On Wed, 2010-10-13 at 16:19 -0700, David Sharp wrote:
> Google uses kernel tracing aggressively in the its data centers. We

Thanks!

> wrote our own kernel tracer, ktrace. However ftrace, perf and LTTng
> all have a better feature set than ktrace, so we are abandoning that
> code.

Cool!

> 
> We see several implementations of tracing aimed at the mainline kernel
> and wanted a fair comparison of each of them to make sure they will
> not significantly impact performance. A tracing toolkit that is too
> expensive is not usable in our environment.
> 

[ snip for now (I'm traveling) ]

> This first set of benchmark results compares ftrace to ktrace. The
> numbers below are the "on" result minus the "off" result for each
> configuration.
> 
> ktrace: 200ns  (tracepoint: kernel_getuid)
> ftrace: 224ns   (tracepoint: timer:sys_getuid)
> ftrace: 587ns   (tracepoint: syscalls:sys_enter_getuid)

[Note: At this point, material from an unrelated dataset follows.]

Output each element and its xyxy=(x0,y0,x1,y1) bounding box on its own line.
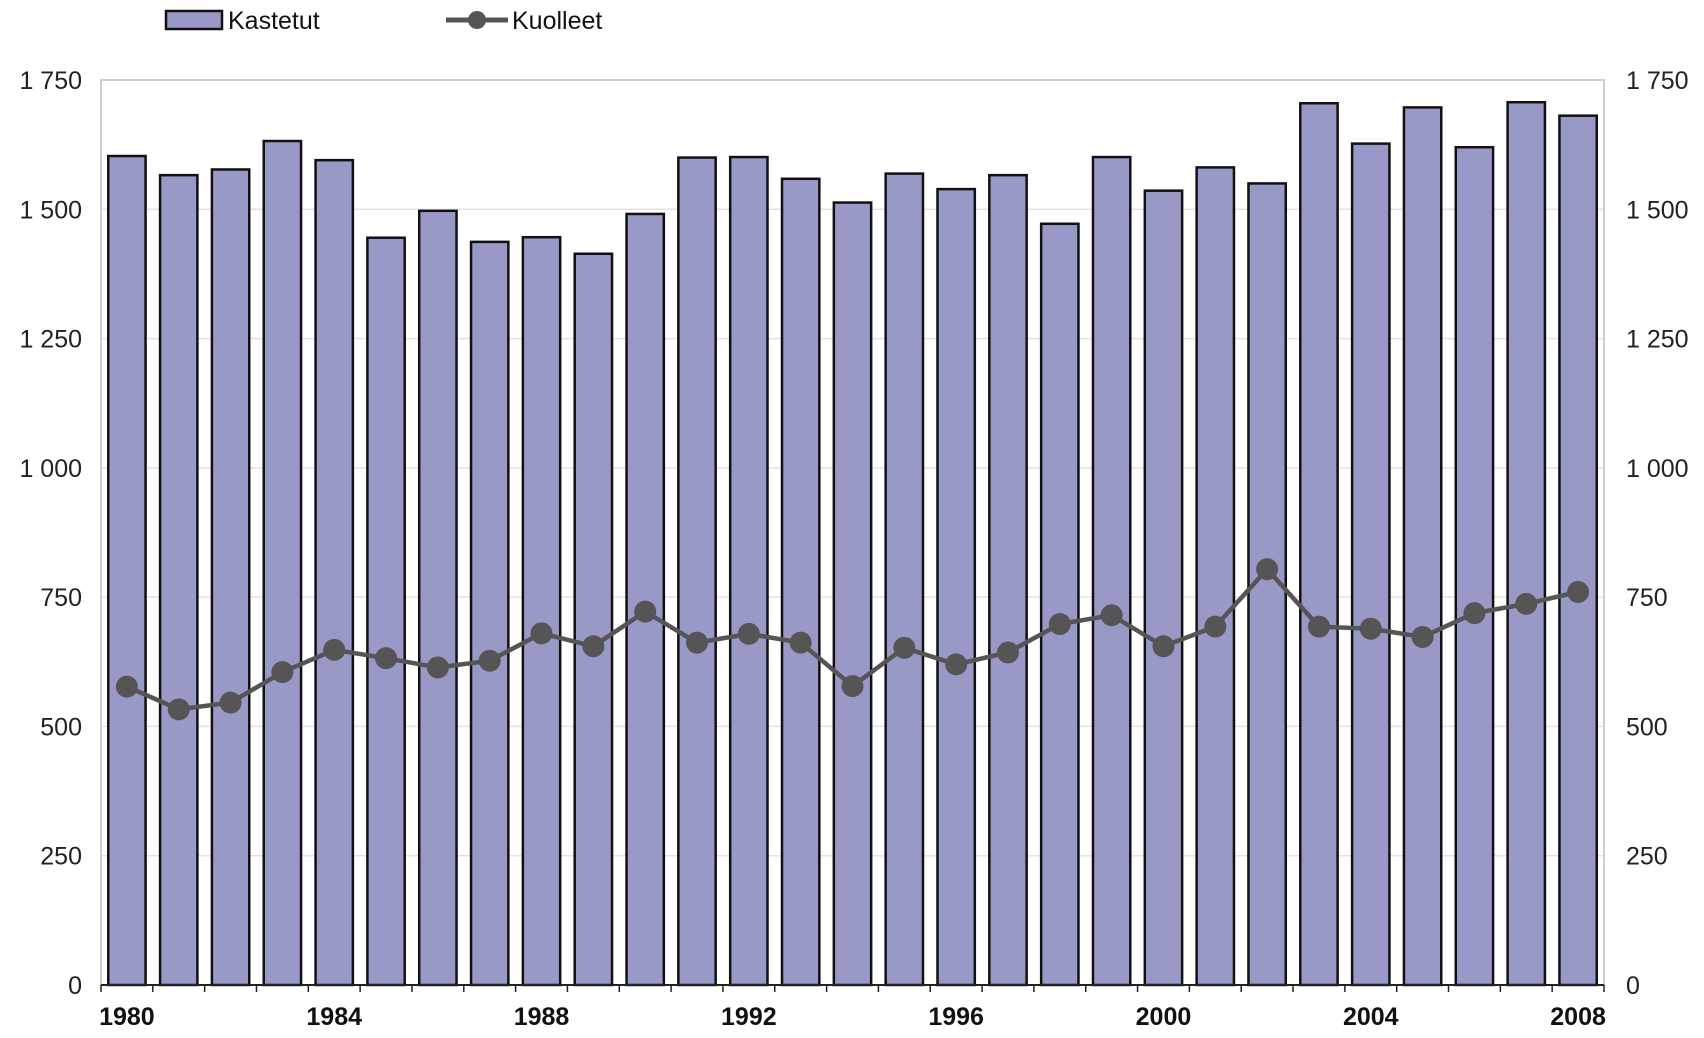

> The last result shows that the syscall tracing is about twice as
> expensive as a normal tracepoint, which is interesting.

Argh, the syscall tracing has a lot of overhead. There is only one
tracepoint that is hooked into the ptrace code, and will save all
registers before calling the functions. It enables tracing on all
syscalls and there's a table that decides whether or not to trace the
syscall.

So I'm not surprised with the result that the syscall trace point is so
slow (note, perf uses the same infrastructure).